Are domesticated dogs (sticking to a singular example) truly a part of their “family” of humans? While I am unaware of any research study on the topic, I can speak from anecdotal experience of some 60 years. Yes. They are part of their families. (Of course, it could be a relationship anywhere along the spectrum from intricately involved and mutually beneficial, to manipulative or abusive–not unlike the spectrum of all human relationships.)
Dogs have personalities, both individual and on the breed level. Some are highly devoted and loyal, others will go home with whomever appeals to them at the moment. They have their own individual likes and dislikes. Over tens of thousands of years, they’ve evolved and adapted to live within the human sphere. At the same time, humans have complex relationships with their animals, both to meet certain physical needs, as well as emotional support.
I have a Labrador Retriever (Woody) who is my constant companion. Because I am hearing impaired to some extent, he alerts me to movements and sounds of which I’d otherwise remain unaware, an invaluable service rendered when I’m out in the field at night doing moth research, or at home anticipating the UPS man. He’s there when I’m having a bad day, to keep me from staying inside my head to my own detriment. On good days, he’s a part of the family plans. In return, he gets two meals a day, three orthopedic memory foam beds, numerous toys, daily runs of at least three miles, and a considerable amount of fetch time. His medical care is a certainty, while mine is sometimes set to the side. I’m not an overly emotive individual, but we get along well. He’s one in a long line of companion animals I’ve had in my life.

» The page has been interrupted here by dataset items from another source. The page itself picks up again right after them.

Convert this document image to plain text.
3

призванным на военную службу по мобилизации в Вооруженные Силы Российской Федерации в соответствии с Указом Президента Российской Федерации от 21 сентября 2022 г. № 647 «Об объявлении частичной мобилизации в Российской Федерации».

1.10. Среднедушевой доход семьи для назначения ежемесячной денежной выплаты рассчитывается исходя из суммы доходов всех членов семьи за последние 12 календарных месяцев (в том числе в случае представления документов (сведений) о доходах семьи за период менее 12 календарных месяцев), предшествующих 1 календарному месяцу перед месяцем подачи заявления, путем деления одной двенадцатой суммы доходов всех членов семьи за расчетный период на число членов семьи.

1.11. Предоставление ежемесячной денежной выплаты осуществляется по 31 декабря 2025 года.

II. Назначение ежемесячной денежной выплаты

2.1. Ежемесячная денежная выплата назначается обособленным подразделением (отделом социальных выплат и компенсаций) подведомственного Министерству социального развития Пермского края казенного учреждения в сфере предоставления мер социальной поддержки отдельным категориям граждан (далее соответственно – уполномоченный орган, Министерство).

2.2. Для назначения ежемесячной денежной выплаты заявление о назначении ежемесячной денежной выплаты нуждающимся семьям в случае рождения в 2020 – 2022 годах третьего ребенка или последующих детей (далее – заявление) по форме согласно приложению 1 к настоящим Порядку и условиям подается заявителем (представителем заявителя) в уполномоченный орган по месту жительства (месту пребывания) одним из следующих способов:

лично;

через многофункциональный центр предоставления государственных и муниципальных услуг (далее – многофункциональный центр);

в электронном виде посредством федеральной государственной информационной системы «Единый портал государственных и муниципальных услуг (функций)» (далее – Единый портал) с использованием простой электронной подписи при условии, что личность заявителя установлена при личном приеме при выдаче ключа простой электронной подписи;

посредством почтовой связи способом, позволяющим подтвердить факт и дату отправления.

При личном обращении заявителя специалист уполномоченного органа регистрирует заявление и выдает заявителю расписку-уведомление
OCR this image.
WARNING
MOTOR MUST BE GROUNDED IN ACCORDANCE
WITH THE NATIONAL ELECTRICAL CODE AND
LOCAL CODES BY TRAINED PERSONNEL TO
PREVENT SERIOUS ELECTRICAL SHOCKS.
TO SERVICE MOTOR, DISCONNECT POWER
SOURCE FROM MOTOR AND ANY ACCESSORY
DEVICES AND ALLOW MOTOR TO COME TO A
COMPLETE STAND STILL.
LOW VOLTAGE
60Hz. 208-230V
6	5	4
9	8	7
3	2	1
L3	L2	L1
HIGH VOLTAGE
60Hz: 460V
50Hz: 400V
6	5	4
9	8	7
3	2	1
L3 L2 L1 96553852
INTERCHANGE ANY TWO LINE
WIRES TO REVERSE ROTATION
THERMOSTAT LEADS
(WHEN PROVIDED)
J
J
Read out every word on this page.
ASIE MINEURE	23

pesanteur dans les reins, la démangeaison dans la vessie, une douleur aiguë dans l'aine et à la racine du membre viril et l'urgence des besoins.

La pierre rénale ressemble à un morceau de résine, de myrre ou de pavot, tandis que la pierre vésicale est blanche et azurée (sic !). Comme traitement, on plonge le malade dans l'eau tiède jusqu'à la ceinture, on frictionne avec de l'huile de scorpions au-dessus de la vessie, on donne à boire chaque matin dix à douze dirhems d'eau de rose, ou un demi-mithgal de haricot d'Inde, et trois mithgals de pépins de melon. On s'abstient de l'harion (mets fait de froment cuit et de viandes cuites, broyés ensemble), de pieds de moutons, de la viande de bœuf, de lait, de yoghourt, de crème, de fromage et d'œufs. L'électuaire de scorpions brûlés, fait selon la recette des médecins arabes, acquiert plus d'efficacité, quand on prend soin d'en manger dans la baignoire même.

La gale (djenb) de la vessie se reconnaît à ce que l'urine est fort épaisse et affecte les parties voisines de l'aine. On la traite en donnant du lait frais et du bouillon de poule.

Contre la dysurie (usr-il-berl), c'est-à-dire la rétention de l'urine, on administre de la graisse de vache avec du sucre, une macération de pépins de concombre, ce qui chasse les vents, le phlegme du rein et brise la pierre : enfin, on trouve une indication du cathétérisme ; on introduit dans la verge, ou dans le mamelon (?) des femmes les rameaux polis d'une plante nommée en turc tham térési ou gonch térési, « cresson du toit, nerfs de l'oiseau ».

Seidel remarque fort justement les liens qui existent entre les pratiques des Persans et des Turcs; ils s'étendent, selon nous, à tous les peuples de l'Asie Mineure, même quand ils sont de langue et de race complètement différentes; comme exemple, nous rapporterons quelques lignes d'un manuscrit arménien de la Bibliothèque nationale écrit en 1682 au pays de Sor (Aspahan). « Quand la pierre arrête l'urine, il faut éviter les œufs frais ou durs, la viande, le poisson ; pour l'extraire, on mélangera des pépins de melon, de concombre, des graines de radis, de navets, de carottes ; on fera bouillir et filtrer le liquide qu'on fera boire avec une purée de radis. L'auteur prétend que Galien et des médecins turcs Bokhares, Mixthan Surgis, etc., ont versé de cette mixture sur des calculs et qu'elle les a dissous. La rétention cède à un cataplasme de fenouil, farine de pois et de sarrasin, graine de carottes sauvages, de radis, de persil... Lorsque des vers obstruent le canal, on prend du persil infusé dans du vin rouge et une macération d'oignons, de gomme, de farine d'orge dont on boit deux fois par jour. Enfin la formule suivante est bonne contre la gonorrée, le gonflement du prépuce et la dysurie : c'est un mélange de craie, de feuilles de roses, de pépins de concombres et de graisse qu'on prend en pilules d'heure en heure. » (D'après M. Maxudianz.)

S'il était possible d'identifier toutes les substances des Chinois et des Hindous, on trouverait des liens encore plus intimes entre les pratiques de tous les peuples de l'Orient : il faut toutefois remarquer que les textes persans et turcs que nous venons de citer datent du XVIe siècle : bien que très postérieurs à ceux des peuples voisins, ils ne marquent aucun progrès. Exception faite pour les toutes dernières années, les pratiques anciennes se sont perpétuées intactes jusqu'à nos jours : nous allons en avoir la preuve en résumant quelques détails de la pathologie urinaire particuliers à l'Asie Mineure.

Subservient? Let’s see. I get up in the morning, not when I want to, but when Woody does. My first action is not a cup of coffee, but to let him out, then feed him. When I would rather stay at my work in the afternoon, instead I am taking him out for his exercise, 365 days a year, regardless of the weather. I could buy something nice for myself, or a $20 allegedly indestructible toy for him–you can imagine who is the winner. When he tore his CCL, I drove 500 miles round trip to a veterinary surgeon and spent $4000 for the surgery. When he did it the second time, I researched alternative therapies rather than subject him to a repeat of the extensive pain and healing, spending hours, weeks, and months doing physical therapy, and he is now the picture of health. (And before you think I’m an isolated individual who focuses solely on her dog to the exclusion of anything else because she’s pathetically lonely, no. I’m married, the mother of four, grandmother of four, and rather busy.) All I ask from Woody in return is that he exist in my home and not pee on the carpet, or chew my shoes–neither of which he does. I suggest that I am the subservient individual if one must be designated so.
I’m not alone. Any veterinarian can attest to the depth of relationship people can have with their animals, and the extent to which both thrive because of it.
The subtext here seems to be the suggestion that it is time to end this relationship; I think it’s a little late to stuff that one back in the bottle, unless someone is suggesting we summarily render every domestic dog on the face of the planet sterile and allow them to die out. To allow them to revert to a feral population is patently absurd and would be cruelty in its highest form.